Dia a dia do RH
January 2022

Para crescerem, seus colaboradores precisam de mais do que apenas feedbacks

É impossível imaginar uma rotina de escritório sem o célebre processo de feedback. Aquele espaço reservado na agenda para uma conversa em que o líder comunica para o liderado pontos que devem ser melhorados ou endossa comportamentos e atitudes elogiáveis. Apesar de ser um sistema de avaliação adotado por grandes empresas e com resultados eficientes, a verdade é que ele, por si só, não é a melhor resposta para os problemas da sua empresa. 

O feedback, da forma como realizamos nos dias de hoje, é uma atividade carregada de imperfeições. O gestor, por medo de ferir os sentimentos do colaborador com críticas duras, evita tocar em assuntos mais complexos. Por outro lado, o liderado pode se sentir mal de ouvir outra pessoa apontar seus defeitos sem nenhuma parcimônia. Isso sem contar a variedade considerável de feedbacks puramente ofensivos ou que não agregam em nada para ambos os atores desta equação. 

Diante de um impasse entre o que é realmente melhor para a evolução do colaborador e a entrega de resultados para a empresa, a solução pode vir de uma mudança de cultura. Na prática, ao invés de gastar milhões de reais com modelos de avaliação de desempenho dos funcionários e treinamento dos gerentes para realizar o feedback, a instituição deve ajudar as pessoas a melhorar, de forma efetiva, o seu desempenho. 

Parece óbvio, mas muitos gestores esquecem que, em primeira instância, o objetivo do feedback é o aperfeiçoamento. Apegados ao processo em si, ignoram que existem outras maneiras de ajudar as pessoas. E uma forma realmente eficiente de impulsionar os colaboradores a atingirem seu potencial é a transformação do ambiente de trabalho em um espaço onde as pessoas possam se comunicar com habilidade e franqueza. 

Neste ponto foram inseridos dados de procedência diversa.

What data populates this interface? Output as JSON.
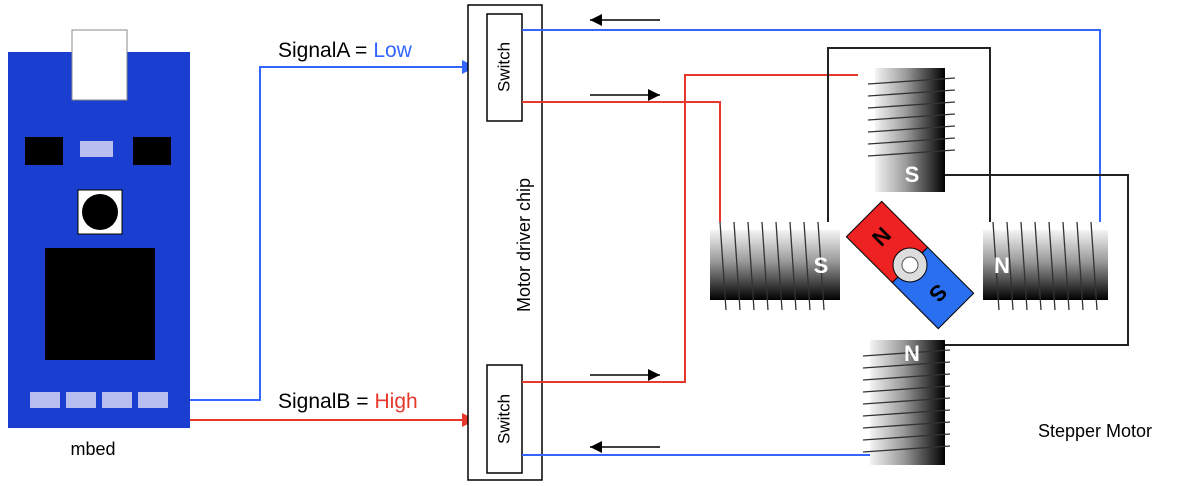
{
  "mbed": {
    "label": "mbed"
  },
  "signals": [
    {
      "prefix": "SignalA =",
      "state": "Low"
    },
    {
      "prefix": "SignalB =",
      "state": "High"
    }
  ],
  "chip": {
    "label": "Motor driver chip",
    "switches": [
      "Switch",
      "Switch"
    ]
  },
  "motor": {
    "label": "Stepper Motor",
    "poles": [
      "S",
      "S",
      "N",
      "N"
    ],
    "rotor": [
      "N",
      "S"
    ]
  }
}
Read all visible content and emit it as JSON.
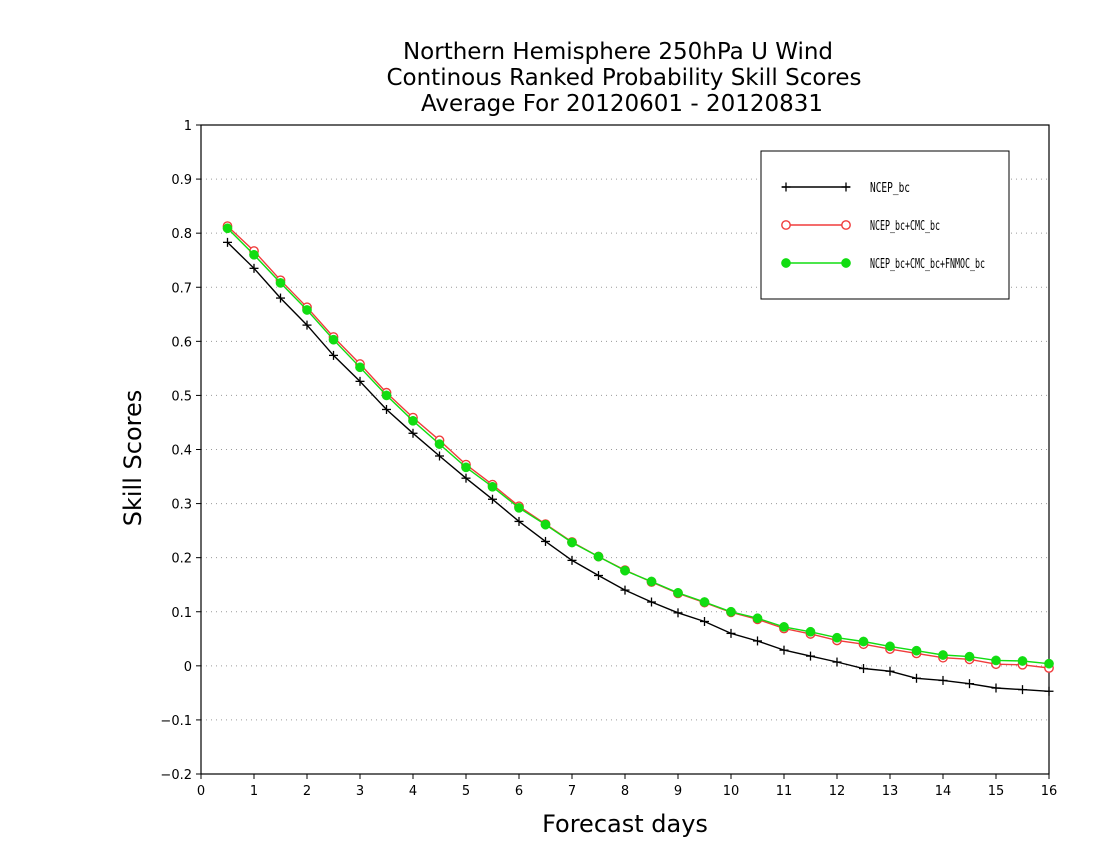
{
  "chart_data": {
    "type": "line",
    "title": [
      "Northern Hemisphere 250hPa U Wind",
      "Continous Ranked Probability Skill Scores",
      "Average For 20120601 - 20120831"
    ],
    "xlabel": "Forecast days",
    "ylabel": "Skill Scores",
    "xlim": [
      0,
      16
    ],
    "ylim": [
      -0.2,
      1
    ],
    "xticks": [
      "0",
      "1",
      "2",
      "3",
      "4",
      "5",
      "6",
      "7",
      "8",
      "9",
      "10",
      "11",
      "12",
      "13",
      "14",
      "15",
      "16"
    ],
    "yticks": [
      "−0.2",
      "−0.1",
      "0",
      "0.1",
      "0.2",
      "0.3",
      "0.4",
      "0.5",
      "0.6",
      "0.7",
      "0.8",
      "0.9",
      "1"
    ],
    "grid": "horizontal-dotted",
    "legend_position": "top-right",
    "x": [
      0.5,
      1,
      1.5,
      2,
      2.5,
      3,
      3.5,
      4,
      4.5,
      5,
      5.5,
      6,
      6.5,
      7,
      7.5,
      8,
      8.5,
      9,
      9.5,
      10,
      10.5,
      11,
      11.5,
      12,
      12.5,
      13,
      13.5,
      14,
      14.5,
      15,
      15.5,
      16
    ],
    "series": [
      {
        "name": "NCEP_bc",
        "color": "#000000",
        "marker": "plus",
        "values": [
          0.783,
          0.735,
          0.68,
          0.63,
          0.574,
          0.526,
          0.474,
          0.43,
          0.388,
          0.347,
          0.308,
          0.267,
          0.23,
          0.195,
          0.167,
          0.14,
          0.118,
          0.098,
          0.082,
          0.06,
          0.046,
          0.029,
          0.018,
          0.007,
          -0.005,
          -0.01,
          -0.023,
          -0.027,
          -0.033,
          -0.041,
          -0.044,
          -0.047
        ]
      },
      {
        "name": "NCEP_bc+CMC_bc",
        "color": "#f03c3c",
        "marker": "open-circle",
        "values": [
          0.813,
          0.767,
          0.713,
          0.663,
          0.608,
          0.558,
          0.505,
          0.459,
          0.417,
          0.372,
          0.335,
          0.295,
          0.262,
          0.229,
          0.202,
          0.177,
          0.155,
          0.134,
          0.117,
          0.099,
          0.086,
          0.069,
          0.059,
          0.047,
          0.04,
          0.031,
          0.023,
          0.015,
          0.012,
          0.003,
          0.002,
          -0.004
        ]
      },
      {
        "name": "NCEP_bc+CMC_bc+FNMOC_bc",
        "color": "#11dd11",
        "marker": "filled-circle",
        "values": [
          0.809,
          0.76,
          0.708,
          0.658,
          0.603,
          0.552,
          0.5,
          0.453,
          0.41,
          0.367,
          0.331,
          0.292,
          0.261,
          0.228,
          0.202,
          0.176,
          0.156,
          0.135,
          0.118,
          0.1,
          0.088,
          0.072,
          0.063,
          0.052,
          0.045,
          0.036,
          0.028,
          0.02,
          0.017,
          0.01,
          0.009,
          0.004
        ]
      }
    ]
  }
}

Na prática, como disseram Peter Bregman and Howie Jacobson em artigo publicado no Harvard Business Review, falar que as pessoas estão errando o alvo não é o mesmo que ajudá-las a acertar o alvo. O efeito pode ser justamente o oposto. Um estudo realizado por Richard Boyatzis mostrou que um feedback negativo reduz o envolvimento em conversas de feedback 360 e suprime a exploração de objetivos e desejos futuros. Ah, e não muda nada se você chamar de “feedback construtivo”. 

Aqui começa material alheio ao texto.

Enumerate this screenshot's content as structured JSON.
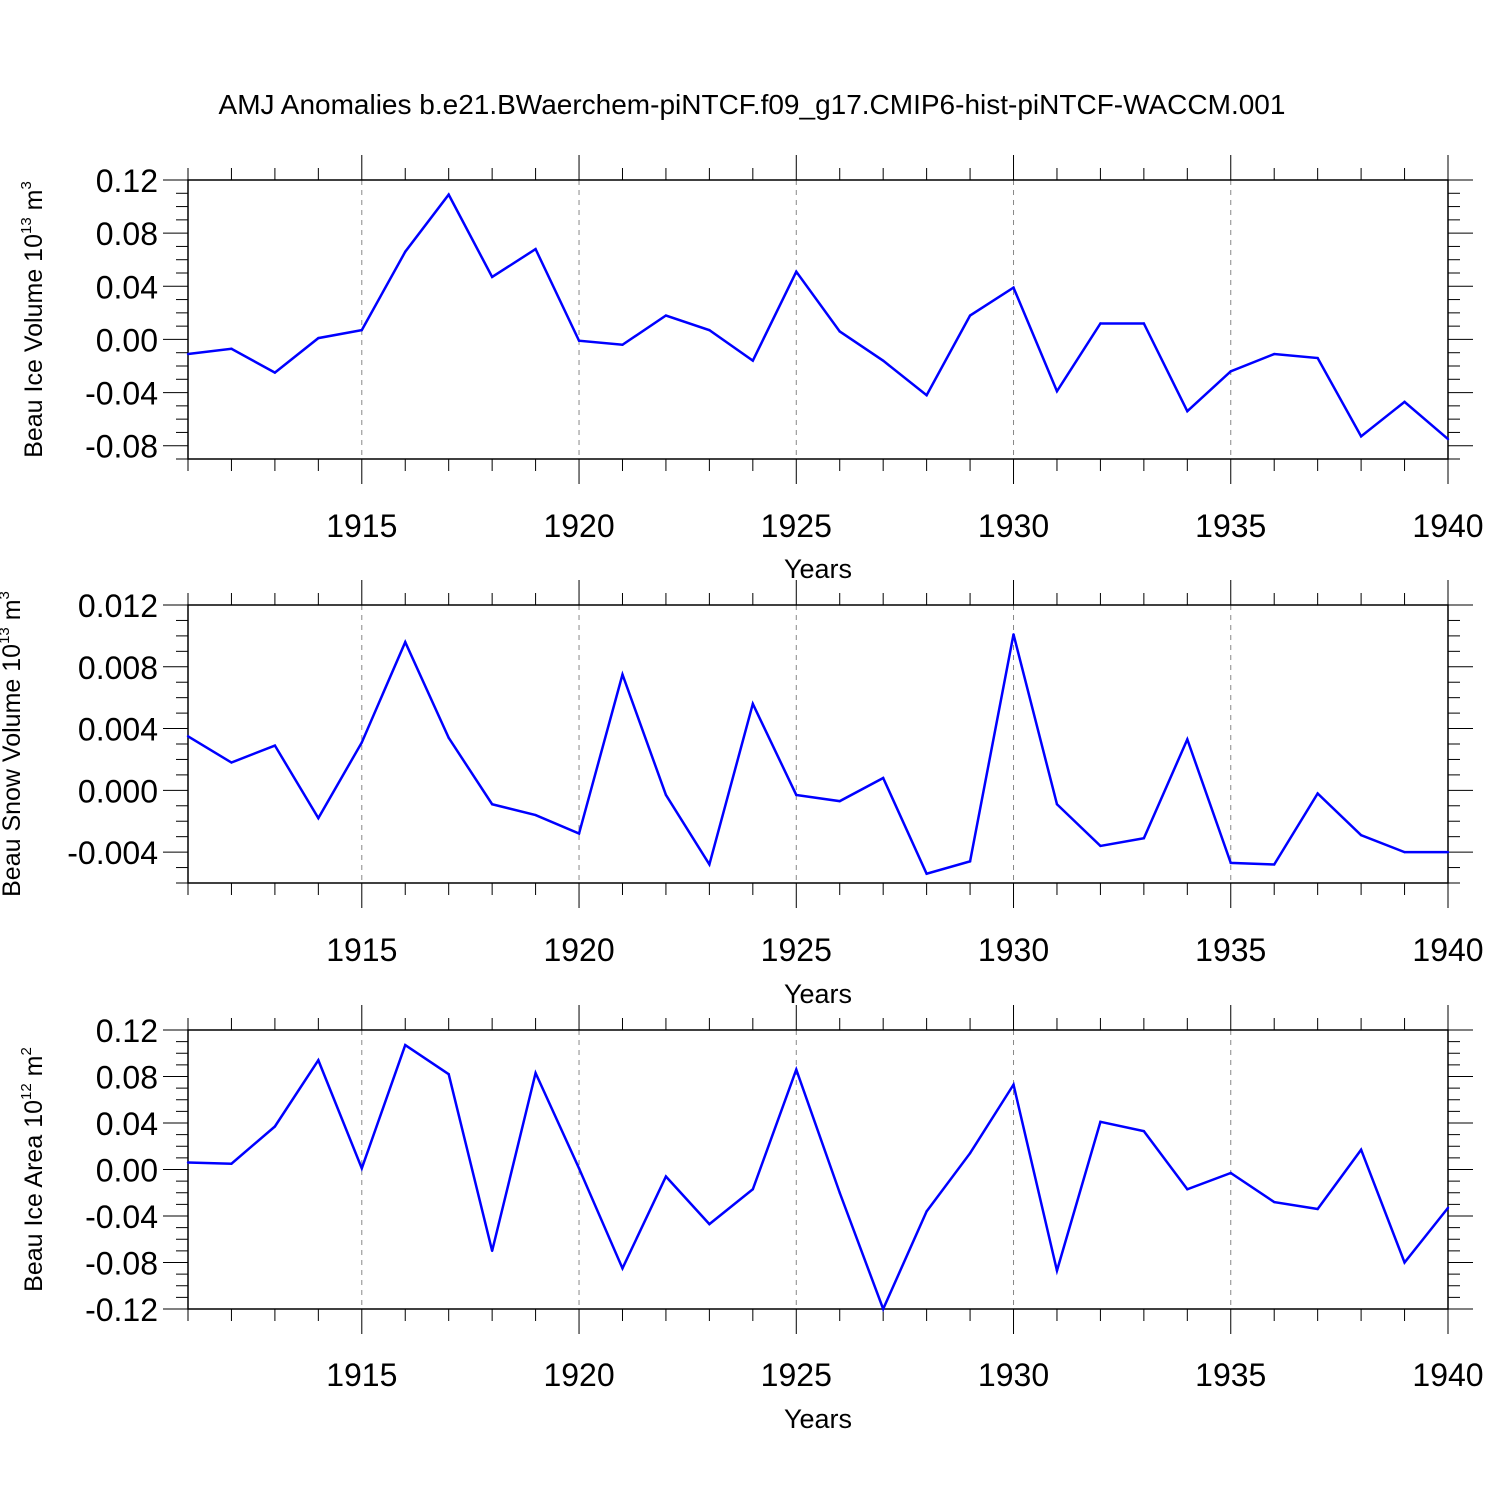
{
  "title": "AMJ Anomalies b.e21.BWaerchem-piNTCF.f09_g17.CMIP6-hist-piNTCF-WACCM.001",
  "colors": {
    "series": "#0000ff",
    "axis": "#000000",
    "grid": "#888888",
    "background": "#ffffff"
  },
  "chart_data": [
    {
      "type": "line",
      "ylabel_main": "Beau Ice Volume 10",
      "ylabel_exp": "13",
      "ylabel_unit": " m",
      "ylabel_unit_exp": "3",
      "xlabel": "Years",
      "xlim": [
        1911,
        1940
      ],
      "ylim": [
        -0.09,
        0.12
      ],
      "yticks": [
        -0.08,
        -0.04,
        0.0,
        0.04,
        0.08,
        0.12
      ],
      "ytick_labels": [
        "-0.08",
        "-0.04",
        "0.00",
        "0.04",
        "0.08",
        "0.12"
      ],
      "xticks": [
        1915,
        1920,
        1925,
        1930,
        1935,
        1940
      ],
      "xtick_labels": [
        "1915",
        "1920",
        "1925",
        "1930",
        "1935",
        "1940"
      ],
      "grid": "vertical dashed at major x ticks",
      "x": [
        1911,
        1912,
        1913,
        1914,
        1915,
        1916,
        1917,
        1918,
        1919,
        1920,
        1921,
        1922,
        1923,
        1924,
        1925,
        1926,
        1927,
        1928,
        1929,
        1930,
        1931,
        1932,
        1933,
        1934,
        1935,
        1936,
        1937,
        1938,
        1939,
        1940
      ],
      "values": [
        -0.011,
        -0.007,
        -0.025,
        0.001,
        0.007,
        0.066,
        0.109,
        0.047,
        0.068,
        -0.001,
        -0.004,
        0.018,
        0.007,
        -0.016,
        0.051,
        0.006,
        -0.016,
        -0.042,
        0.018,
        0.039,
        -0.039,
        0.012,
        0.012,
        -0.054,
        -0.024,
        -0.011,
        -0.014,
        -0.073,
        -0.047,
        -0.075
      ]
    },
    {
      "type": "line",
      "ylabel_main": "Beau Snow Volume 10",
      "ylabel_exp": "13",
      "ylabel_unit": " m",
      "ylabel_unit_exp": "3",
      "xlabel": "Years",
      "xlim": [
        1911,
        1940
      ],
      "ylim": [
        -0.006,
        0.012
      ],
      "yticks": [
        -0.004,
        0.0,
        0.004,
        0.008,
        0.012
      ],
      "ytick_labels": [
        "-0.004",
        "0.000",
        "0.004",
        "0.008",
        "0.012"
      ],
      "xticks": [
        1915,
        1920,
        1925,
        1930,
        1935,
        1940
      ],
      "xtick_labels": [
        "1915",
        "1920",
        "1925",
        "1930",
        "1935",
        "1940"
      ],
      "grid": "vertical dashed at major x ticks",
      "x": [
        1911,
        1912,
        1913,
        1914,
        1915,
        1916,
        1917,
        1918,
        1919,
        1920,
        1921,
        1922,
        1923,
        1924,
        1925,
        1926,
        1927,
        1928,
        1929,
        1930,
        1931,
        1932,
        1933,
        1934,
        1935,
        1936,
        1937,
        1938,
        1939,
        1940
      ],
      "values": [
        0.0035,
        0.0018,
        0.0029,
        -0.0018,
        0.0031,
        0.0096,
        0.0034,
        -0.0009,
        -0.0016,
        -0.0028,
        0.0075,
        -0.0003,
        -0.0048,
        0.0056,
        -0.0003,
        -0.0007,
        0.0008,
        -0.0054,
        -0.0046,
        0.0101,
        -0.0009,
        -0.0036,
        -0.0031,
        0.0033,
        -0.0047,
        -0.0048,
        -0.0002,
        -0.0029,
        -0.004,
        -0.004
      ]
    },
    {
      "type": "line",
      "ylabel_main": "Beau Ice Area 10",
      "ylabel_exp": "12",
      "ylabel_unit": " m",
      "ylabel_unit_exp": "2",
      "xlabel": "Years",
      "xlim": [
        1911,
        1940
      ],
      "ylim": [
        -0.12,
        0.12
      ],
      "yticks": [
        -0.12,
        -0.08,
        -0.04,
        0.0,
        0.04,
        0.08,
        0.12
      ],
      "ytick_labels": [
        "-0.12",
        "-0.08",
        "-0.04",
        "0.00",
        "0.04",
        "0.08",
        "0.12"
      ],
      "xticks": [
        1915,
        1920,
        1925,
        1930,
        1935,
        1940
      ],
      "xtick_labels": [
        "1915",
        "1920",
        "1925",
        "1930",
        "1935",
        "1940"
      ],
      "grid": "vertical dashed at major x ticks",
      "x": [
        1911,
        1912,
        1913,
        1914,
        1915,
        1916,
        1917,
        1918,
        1919,
        1920,
        1921,
        1922,
        1923,
        1924,
        1925,
        1926,
        1927,
        1928,
        1929,
        1930,
        1931,
        1932,
        1933,
        1934,
        1935,
        1936,
        1937,
        1938,
        1939,
        1940
      ],
      "values": [
        0.006,
        0.005,
        0.037,
        0.094,
        0.001,
        0.107,
        0.082,
        -0.07,
        0.083,
        0.001,
        -0.085,
        -0.006,
        -0.047,
        -0.017,
        0.086,
        -0.02,
        -0.12,
        -0.036,
        0.014,
        0.073,
        -0.087,
        0.041,
        0.033,
        -0.017,
        -0.003,
        -0.028,
        -0.034,
        0.017,
        -0.08,
        -0.033
      ]
    }
  ]
}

O que acontece nestas reuniões de feedback são conversas evasivas, com líderes pouco preparados e liderados na defensiva. Enquanto isso, os feedbacks positivos não ajudam a resolver os pontos fracos que estão atrapalhando o desempenho dos colaboradores. É importante, portanto, que a empresa, ao invés do feedback, construa uma cultura de alta performance permanente. 

Esta construção consiste em: 

Mudar a postura, de crítico para aliado

Se seus liderados não demonstram carinho e confiança, eles terão vergonha e ficarão inibidos de falarem de forma sincera com você. É essencial conquistar o respeito dos colaboradores para além do senso de autoridade e hierarquia. 

Concentre-se no futuro

Identifique os desejos e ambições dos seus liderados, compreenda como a empresa pode ajudá-los e use isso como motivação para incentivá-los a alcançar resultados melhores. 

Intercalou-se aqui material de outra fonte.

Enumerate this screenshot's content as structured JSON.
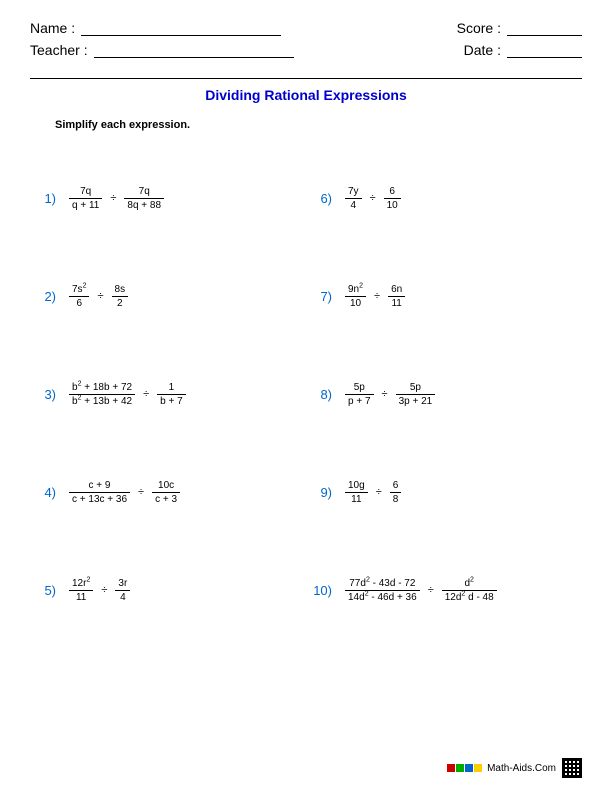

No fim das contas, o feedback é uma ferramenta importante para ajudar as pessoas a aproveitar oportunidades de crescimento e ouvir como podem melhorar o desempenho. Porém, esse desejo pelo aprimoramento do colaborador deve ser autêntico por parte da empresa e dos gestores, além de fazer parte da cultura organizacional da companhia. É inegável que conversas ajudam, mas só quando, ao invés de destruir, elas constroem.